Multi-Scale Model of Failure in a Composite Material

This work develops an adaptive concurrent multi-level computational model for multi-scale analysis of composite structures undergoing damage initiation and growth due to microstructural damage induced by debonding at the fiber-matrix interface. The model combines macroscopic computations using a continuum damage model with explicit micromechanical computations, including explicit debonding at the fiber-matrix interface. Macroscopic computations are done by conventional FEM models while the Voronoi cell FEM is used for micromechanical analysis. Three hierarchical levels of different resolution adaptively evolve to improve the accuracy of solutions.

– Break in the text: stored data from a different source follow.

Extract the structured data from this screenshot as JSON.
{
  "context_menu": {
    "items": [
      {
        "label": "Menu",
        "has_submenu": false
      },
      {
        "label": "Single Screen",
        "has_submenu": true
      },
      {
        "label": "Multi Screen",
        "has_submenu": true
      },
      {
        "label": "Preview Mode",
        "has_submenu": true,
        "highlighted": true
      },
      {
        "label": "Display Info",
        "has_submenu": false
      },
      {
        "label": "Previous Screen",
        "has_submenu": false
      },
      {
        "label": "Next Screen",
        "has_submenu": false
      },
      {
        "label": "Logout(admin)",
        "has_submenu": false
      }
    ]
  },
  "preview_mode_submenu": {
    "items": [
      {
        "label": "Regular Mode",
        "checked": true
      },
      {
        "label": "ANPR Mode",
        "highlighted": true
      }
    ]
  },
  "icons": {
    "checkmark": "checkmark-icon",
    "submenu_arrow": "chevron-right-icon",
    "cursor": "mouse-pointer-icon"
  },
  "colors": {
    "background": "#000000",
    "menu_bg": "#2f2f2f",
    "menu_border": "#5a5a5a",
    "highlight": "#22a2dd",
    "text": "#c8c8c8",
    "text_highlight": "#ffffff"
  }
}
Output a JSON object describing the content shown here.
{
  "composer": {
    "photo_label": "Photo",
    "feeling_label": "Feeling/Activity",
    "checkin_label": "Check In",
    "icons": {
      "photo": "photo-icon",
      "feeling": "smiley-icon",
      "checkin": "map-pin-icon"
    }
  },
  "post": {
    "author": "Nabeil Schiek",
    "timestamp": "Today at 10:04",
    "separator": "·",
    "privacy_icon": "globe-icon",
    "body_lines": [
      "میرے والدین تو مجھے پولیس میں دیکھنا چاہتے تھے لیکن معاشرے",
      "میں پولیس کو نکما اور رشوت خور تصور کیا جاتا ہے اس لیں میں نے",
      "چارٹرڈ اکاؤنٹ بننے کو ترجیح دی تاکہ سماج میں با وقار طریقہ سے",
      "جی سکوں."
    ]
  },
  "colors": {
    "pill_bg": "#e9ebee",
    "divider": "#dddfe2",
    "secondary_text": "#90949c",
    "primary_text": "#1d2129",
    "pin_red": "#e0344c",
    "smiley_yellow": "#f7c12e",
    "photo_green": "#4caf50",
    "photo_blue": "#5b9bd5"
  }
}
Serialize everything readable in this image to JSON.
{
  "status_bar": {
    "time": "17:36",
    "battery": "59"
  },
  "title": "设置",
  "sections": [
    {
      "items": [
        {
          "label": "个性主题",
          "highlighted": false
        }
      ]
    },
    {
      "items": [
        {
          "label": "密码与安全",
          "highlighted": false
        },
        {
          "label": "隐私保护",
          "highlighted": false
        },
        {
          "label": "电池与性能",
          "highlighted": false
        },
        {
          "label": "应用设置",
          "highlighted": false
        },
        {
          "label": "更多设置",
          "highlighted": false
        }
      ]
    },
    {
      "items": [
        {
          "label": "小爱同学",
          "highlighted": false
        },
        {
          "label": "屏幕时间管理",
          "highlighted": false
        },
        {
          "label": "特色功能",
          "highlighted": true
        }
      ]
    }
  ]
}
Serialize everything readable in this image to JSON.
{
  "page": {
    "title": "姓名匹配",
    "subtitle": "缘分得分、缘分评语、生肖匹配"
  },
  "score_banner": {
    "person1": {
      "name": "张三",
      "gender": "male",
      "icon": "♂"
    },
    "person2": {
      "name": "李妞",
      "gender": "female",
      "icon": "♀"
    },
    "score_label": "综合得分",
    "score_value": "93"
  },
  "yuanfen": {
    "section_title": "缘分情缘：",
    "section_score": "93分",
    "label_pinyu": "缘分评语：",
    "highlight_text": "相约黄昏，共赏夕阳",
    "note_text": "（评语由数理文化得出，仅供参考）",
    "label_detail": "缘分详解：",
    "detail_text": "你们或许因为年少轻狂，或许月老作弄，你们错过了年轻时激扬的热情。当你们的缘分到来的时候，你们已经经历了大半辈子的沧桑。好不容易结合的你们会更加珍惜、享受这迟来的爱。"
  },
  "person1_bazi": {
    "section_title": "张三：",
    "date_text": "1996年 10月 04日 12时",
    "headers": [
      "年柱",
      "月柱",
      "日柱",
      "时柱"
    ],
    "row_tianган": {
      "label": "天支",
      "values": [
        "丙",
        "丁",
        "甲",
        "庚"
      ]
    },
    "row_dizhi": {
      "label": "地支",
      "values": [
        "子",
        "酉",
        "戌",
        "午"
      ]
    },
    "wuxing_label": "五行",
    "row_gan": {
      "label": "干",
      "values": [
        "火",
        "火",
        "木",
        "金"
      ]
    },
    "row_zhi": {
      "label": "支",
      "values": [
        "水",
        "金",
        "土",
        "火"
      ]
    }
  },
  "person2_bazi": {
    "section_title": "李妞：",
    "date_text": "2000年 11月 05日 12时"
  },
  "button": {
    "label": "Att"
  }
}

For micromechanical analysis, an eXtended Voronoi cell finite element model (X-VCFEM) is developed for modeling multiple cohesive crack propagation in brittle materials. The incremental crack directions and growth lengths are determined in terms of the cohesive energy near the crack tip. In addition to polynomial terms, stress functions include branch functions in conjunction with level set methods and multi-resolution wavelet functions. Next the X-VCFEM is used to model interfacial debonding with arbitrary matrix cohesive cracking in fiber-reinforced composites. Initiation and propagation of debonding depends not only on the total cohesive energy, but also on the traction-displacement curve. Finally, a VCFEM is also developed for transient elastodynamic analysis in time domain is developed.